Halpern's model for developing critical thinking
Of the approaches and models for improving critical thinking based on cognitive science, the body of work that has had the most impact is that of Halpern (2003). Halpern (1998) initially proposed an evidence-based, multifaceted model of critical thinking to inform critical thinking curricula. The model depicted not only the skills and methods of critical thinking but also the inclination to apply these skills, the ability to identify appropriate opportunities for critical thinking, and the ability to monitor progress and quality of thinking.
Components of Halpern's model
Halpern (1998) argued that to engage appropriately in critical thinking, first, requires a certain attitude toward critical thinking and analysis. Halpern includes here disposition, a positive view of critical thinking and a willingness to engage in and commit some effort to the work required to develop this skill. She suggests that a critical thinker displays these characteristics:
- 1. a willingness to engage in and persist at a complex task;
- 2. habitual use of plans and the suppression of impulsive activity;
- 3. flexibility or open-mindedness;
- 4. willingness to abandon nonproductive strategies in an attempt to selfcorrect; and
- 5. an awareness of the social realities that need to be overcome (Halpern 1998, 452).

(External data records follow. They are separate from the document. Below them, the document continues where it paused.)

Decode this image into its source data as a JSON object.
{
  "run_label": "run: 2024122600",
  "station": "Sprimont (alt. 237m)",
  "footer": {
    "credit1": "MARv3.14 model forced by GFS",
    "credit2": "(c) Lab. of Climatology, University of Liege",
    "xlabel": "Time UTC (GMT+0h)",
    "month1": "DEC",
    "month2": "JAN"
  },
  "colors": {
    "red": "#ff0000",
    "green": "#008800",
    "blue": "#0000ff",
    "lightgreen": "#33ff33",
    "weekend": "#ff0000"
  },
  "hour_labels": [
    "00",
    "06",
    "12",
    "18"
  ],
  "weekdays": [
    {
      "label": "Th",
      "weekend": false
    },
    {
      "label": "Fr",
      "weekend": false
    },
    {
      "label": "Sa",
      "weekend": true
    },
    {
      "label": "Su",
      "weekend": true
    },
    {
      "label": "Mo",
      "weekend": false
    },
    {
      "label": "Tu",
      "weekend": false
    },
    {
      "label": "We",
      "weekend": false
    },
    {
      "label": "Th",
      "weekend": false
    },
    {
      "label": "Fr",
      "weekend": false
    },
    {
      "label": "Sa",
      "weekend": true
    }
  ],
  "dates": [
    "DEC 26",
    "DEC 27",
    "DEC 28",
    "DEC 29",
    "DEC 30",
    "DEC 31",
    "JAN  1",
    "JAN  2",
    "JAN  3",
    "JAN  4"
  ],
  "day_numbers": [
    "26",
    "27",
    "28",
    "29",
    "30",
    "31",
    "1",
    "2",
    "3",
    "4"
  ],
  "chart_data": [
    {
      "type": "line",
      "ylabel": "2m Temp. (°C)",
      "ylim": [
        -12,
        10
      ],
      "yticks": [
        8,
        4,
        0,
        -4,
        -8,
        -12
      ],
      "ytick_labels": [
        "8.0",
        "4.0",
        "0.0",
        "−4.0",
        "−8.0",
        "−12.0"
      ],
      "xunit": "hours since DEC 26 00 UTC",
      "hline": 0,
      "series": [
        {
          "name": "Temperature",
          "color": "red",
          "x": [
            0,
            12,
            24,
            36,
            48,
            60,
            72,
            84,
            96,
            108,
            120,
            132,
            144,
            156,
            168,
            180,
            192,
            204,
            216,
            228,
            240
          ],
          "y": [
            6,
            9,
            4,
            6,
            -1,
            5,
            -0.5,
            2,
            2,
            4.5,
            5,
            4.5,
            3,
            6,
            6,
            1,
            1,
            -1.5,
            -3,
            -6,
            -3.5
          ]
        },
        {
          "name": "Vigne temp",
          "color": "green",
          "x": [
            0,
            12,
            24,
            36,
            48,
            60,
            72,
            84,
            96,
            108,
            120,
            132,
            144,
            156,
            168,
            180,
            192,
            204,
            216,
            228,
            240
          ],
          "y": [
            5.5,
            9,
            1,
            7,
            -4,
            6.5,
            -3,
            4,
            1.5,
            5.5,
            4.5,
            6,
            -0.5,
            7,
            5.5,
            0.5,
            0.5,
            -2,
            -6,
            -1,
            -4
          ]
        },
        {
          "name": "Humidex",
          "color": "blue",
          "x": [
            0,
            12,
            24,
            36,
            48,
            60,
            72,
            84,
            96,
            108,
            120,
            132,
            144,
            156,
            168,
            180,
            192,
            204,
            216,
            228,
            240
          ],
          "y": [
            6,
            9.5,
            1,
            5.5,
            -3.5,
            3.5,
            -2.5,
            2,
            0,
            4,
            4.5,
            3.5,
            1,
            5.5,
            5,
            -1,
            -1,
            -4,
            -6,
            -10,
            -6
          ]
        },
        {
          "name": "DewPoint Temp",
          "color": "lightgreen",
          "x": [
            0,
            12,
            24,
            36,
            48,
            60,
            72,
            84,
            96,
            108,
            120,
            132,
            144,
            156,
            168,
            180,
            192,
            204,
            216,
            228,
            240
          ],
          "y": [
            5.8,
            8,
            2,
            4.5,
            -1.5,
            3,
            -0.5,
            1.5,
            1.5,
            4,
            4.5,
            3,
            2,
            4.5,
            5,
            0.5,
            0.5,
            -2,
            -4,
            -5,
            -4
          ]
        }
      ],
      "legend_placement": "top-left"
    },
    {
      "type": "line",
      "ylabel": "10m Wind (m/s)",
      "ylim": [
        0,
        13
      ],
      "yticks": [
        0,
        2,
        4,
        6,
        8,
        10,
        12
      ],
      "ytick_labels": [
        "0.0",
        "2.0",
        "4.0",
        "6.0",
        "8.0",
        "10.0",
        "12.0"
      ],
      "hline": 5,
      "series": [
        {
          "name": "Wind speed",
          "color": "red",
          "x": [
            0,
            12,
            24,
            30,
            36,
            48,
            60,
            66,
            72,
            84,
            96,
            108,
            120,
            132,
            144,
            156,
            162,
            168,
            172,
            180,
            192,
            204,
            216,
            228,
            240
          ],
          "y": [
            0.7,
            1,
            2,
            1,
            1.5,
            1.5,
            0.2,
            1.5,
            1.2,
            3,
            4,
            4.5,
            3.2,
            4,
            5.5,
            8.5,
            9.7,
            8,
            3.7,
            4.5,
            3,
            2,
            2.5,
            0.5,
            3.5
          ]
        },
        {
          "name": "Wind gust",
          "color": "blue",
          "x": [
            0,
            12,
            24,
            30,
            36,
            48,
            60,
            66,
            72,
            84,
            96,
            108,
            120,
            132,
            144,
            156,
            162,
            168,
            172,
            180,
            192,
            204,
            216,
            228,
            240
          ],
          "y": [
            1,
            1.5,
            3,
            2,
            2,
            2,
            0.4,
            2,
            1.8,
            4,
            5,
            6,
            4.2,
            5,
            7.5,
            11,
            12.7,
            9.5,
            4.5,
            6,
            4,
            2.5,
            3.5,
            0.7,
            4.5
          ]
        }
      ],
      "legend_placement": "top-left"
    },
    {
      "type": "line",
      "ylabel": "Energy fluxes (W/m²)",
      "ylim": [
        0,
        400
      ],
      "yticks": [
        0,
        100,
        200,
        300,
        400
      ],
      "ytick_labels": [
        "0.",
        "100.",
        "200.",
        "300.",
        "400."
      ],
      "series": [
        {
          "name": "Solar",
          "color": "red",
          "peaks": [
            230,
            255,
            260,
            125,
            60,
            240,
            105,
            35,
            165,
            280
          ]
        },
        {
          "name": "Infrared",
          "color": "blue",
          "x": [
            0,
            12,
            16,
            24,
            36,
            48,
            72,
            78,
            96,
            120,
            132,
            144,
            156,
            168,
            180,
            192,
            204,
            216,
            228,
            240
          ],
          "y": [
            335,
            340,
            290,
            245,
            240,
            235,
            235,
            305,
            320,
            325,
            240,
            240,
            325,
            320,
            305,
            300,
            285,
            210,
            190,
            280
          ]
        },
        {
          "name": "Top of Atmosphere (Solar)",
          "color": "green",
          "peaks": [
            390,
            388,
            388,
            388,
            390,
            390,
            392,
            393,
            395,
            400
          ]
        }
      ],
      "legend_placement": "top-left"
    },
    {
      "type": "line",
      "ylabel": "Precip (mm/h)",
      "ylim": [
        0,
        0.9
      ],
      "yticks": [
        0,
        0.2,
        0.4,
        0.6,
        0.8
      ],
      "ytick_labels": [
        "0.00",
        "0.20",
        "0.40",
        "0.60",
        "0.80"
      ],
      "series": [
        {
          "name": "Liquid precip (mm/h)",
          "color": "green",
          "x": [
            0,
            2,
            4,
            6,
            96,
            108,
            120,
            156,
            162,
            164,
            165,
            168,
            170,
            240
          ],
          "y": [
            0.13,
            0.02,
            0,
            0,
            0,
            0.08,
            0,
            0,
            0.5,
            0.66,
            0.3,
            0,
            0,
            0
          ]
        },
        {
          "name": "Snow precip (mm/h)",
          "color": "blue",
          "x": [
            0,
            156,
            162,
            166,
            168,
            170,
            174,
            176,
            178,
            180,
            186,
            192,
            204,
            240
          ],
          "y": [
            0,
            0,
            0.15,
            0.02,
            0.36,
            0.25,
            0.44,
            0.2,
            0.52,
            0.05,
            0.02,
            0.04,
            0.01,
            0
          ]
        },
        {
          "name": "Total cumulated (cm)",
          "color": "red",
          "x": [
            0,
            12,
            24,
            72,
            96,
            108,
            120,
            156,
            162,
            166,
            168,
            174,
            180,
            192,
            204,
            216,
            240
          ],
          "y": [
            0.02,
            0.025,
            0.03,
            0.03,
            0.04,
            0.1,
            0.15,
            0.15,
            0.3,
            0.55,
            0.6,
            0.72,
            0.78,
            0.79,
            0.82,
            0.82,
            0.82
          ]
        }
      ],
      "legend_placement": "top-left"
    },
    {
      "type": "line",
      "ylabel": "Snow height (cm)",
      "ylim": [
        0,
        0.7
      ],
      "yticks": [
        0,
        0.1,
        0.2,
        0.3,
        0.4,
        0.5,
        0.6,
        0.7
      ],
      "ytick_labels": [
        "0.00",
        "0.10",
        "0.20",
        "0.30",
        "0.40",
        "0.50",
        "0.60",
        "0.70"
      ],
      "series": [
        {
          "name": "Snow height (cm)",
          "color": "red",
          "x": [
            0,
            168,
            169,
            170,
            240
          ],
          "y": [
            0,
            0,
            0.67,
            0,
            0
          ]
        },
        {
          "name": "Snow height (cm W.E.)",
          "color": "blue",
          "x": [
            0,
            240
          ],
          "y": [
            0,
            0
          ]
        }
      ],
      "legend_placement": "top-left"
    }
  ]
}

Assuming a student has these characteristics, he or she is then capable of developing the skills and abilities of critical thinking. These include an ability to analyze or argue, decision-making and problem-solving skills, an ability to generate alternative explanations or points of view and then sensibly judge these, and an ability to test hypotheses. Training in structure is the ability to recognize or notice when to apply the skills and to detect appropriate contexts for application of critical thinking (453). A key aspect of structure is also the ability to transfer knowledge, skills, patterns, or analogies appropriately from the representations of past experience stored in memory to the current problem. Metacognitive monitoring, Halpern's last component, is the "executive or boss" (454). Halpern describes metacognitive monitoring as the ability to check the progress of any critical thinking activity, to evaluate the thinking against its goal, and to adjust the efforts accordingly. She suggests that this component can be enhanced through "well structured questions" to encourage reflection on learning (454).
Halpern also noted that many educators do not take into account these foundations of cognitive science when developing critical thinking lessons and curricula. She argued that undergraduate students demonstrate poor transferral of critical thinking skills and abilities, citing an example in which 99% of college students endorsed at least one paranormal phenomenon (see Messer and Griggs 1989). Halpern also suggested that many adults are not able to extend critical thinking skills to contexts outside of formal education settings. For example, the majority of adults read horoscopes and most of these believe that they are written for their own personal situation (Lister, 1992, cited in Halpern, 1998).